The paintings become signs themselves.

Ivan hasn’t always used angles to accentuate and add excitement to images; past works have often reveled in a purposeful flatness in the handling of depth and space. The paintings in this broad narrative for which any painting can be an entry-point, feature dramatically receding walls or structures of enormous and wide proportions immediately becoming closer to human perception.

He definitely continues to explore camera-vision possibilities in his appropriation of subject for reference, but his vision has always been a selective on: the interiors, the march, the buildings appear revitalized, cleaned up and in sparkling repair.

If they aren’t in perfect condition, Ivan gives them the treatment and finish and often strengthens them by using them as formal devices around which the compositions are organized.

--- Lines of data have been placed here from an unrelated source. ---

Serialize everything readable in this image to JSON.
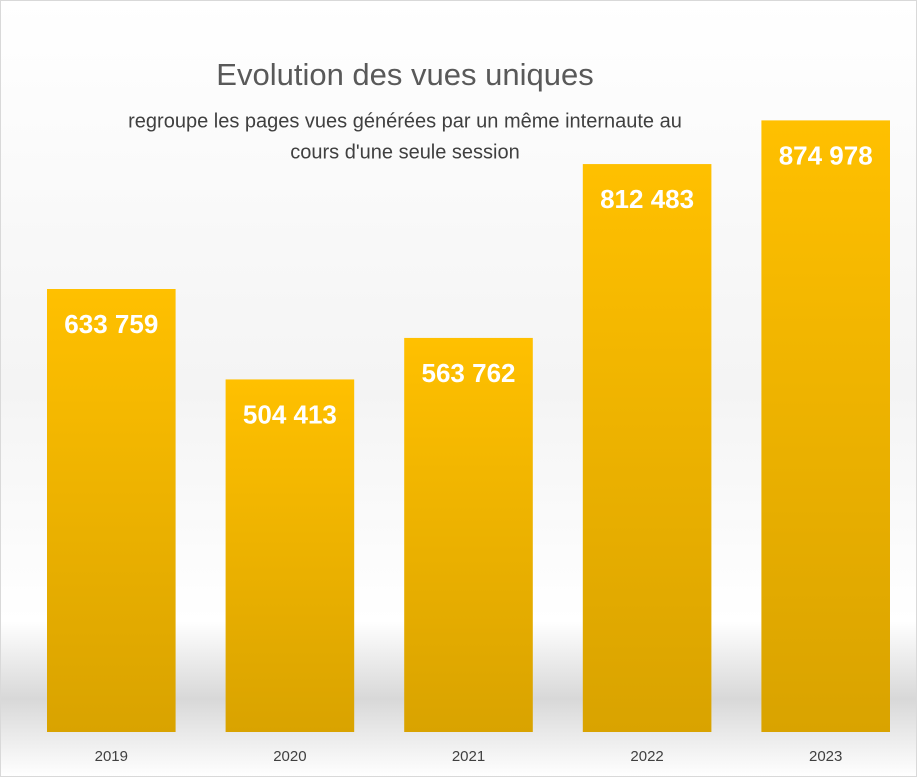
{
  "chart_data": {
    "type": "bar",
    "title": "Evolution des vues uniques",
    "subtitle": [
      "regroupe les pages vues générées par un même internaute au",
      "cours d'une seule session"
    ],
    "categories": [
      "2019",
      "2020",
      "2021",
      "2022",
      "2023"
    ],
    "values": [
      633759,
      504413,
      563762,
      812483,
      874978
    ],
    "value_labels": [
      "633 759",
      "504 413",
      "563 762",
      "812 483",
      "874 978"
    ],
    "color": "#ffc000",
    "ylim": [
      0,
      1000000
    ]
  }
}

Ivan Lam: after all these years… is a wonderful culmination to a decade long search by the artist which few practitioners are willing to invest in these days.

The artist does not see himself as an archivist holding images for posterity as so many figurative painters rely on as a romantic hook for their viewer.

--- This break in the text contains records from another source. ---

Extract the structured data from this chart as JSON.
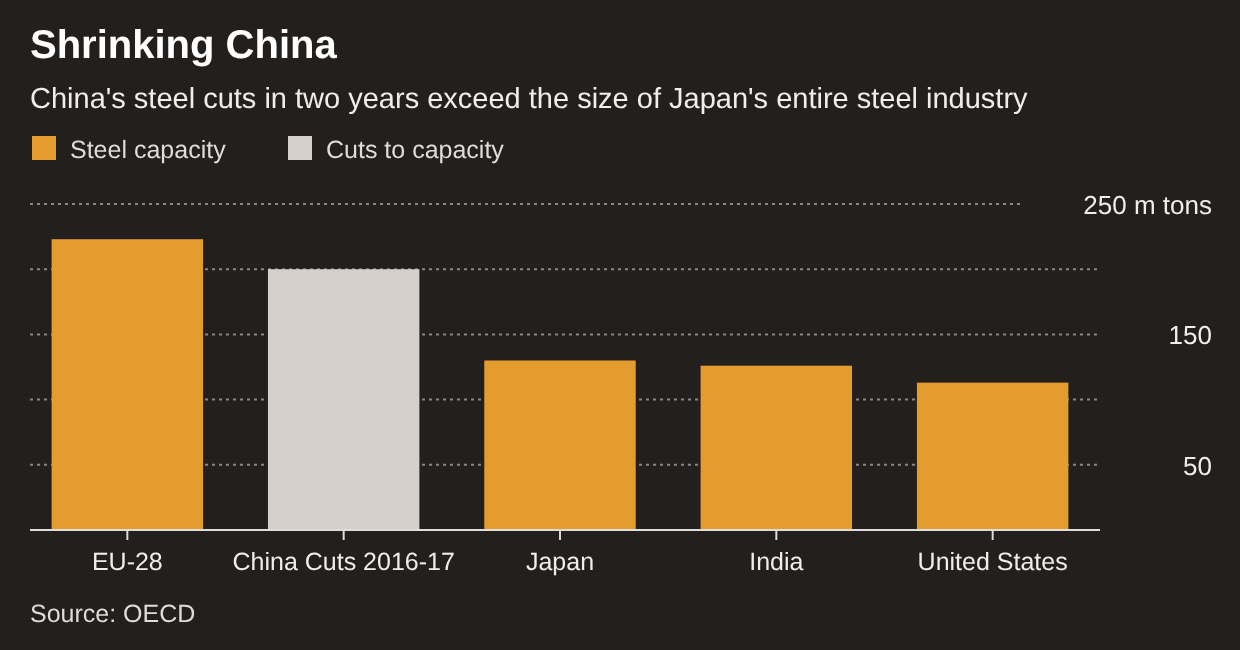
{
  "chart_data": {
    "type": "bar",
    "title": "Shrinking China",
    "subtitle": "China's steel cuts in two years exceed the size of Japan's entire steel industry",
    "categories": [
      "EU-28",
      "China Cuts 2016-17",
      "Japan",
      "India",
      "United States"
    ],
    "series": [
      {
        "name": "Steel capacity",
        "color": "#e59c2e",
        "values": [
          223,
          null,
          130,
          126,
          113
        ]
      },
      {
        "name": "Cuts to capacity",
        "color": "#d6d0cd",
        "values": [
          null,
          200,
          null,
          null,
          null
        ]
      }
    ],
    "ylim": [
      0,
      250
    ],
    "yticks": [
      {
        "value": 50,
        "label": "50"
      },
      {
        "value": 100,
        "label": null
      },
      {
        "value": 150,
        "label": "150"
      },
      {
        "value": 200,
        "label": null
      },
      {
        "value": 250,
        "label": "250 m tons"
      }
    ],
    "grid": "y",
    "legend": "top left",
    "annotations": [
      "Source: OECD"
    ]
  }
}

His relevance is rooted in contemporaneity, conveying a very particular feeling for contemporary Malaysia, capturing elements of bravado and dazzle, of the banality of the urbane as well as the drudgery and predictability of everyday life in the face of a larger world filled with conflict and difference.

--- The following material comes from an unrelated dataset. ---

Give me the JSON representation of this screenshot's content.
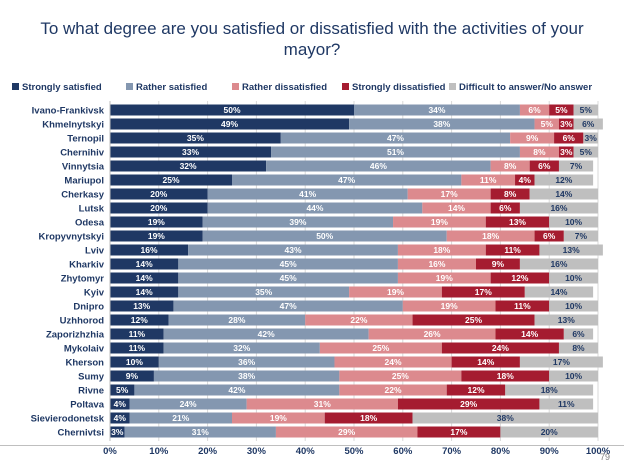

These qualities are most strongly suggested when all the pictorial elements come together, often a summation of composition and color coordinated form, coalescing motifs or entire pictures of personal significance to Ivan that also strikes a universal chord.

Ivan Lam is a painter who will continue to innovate and push accepted boundaries within his practice as well as the larger Malaysian and regional art movements.

As art lovers, we will continue to watch, connect with and enjoy his work immensely, I know, for a long time to come.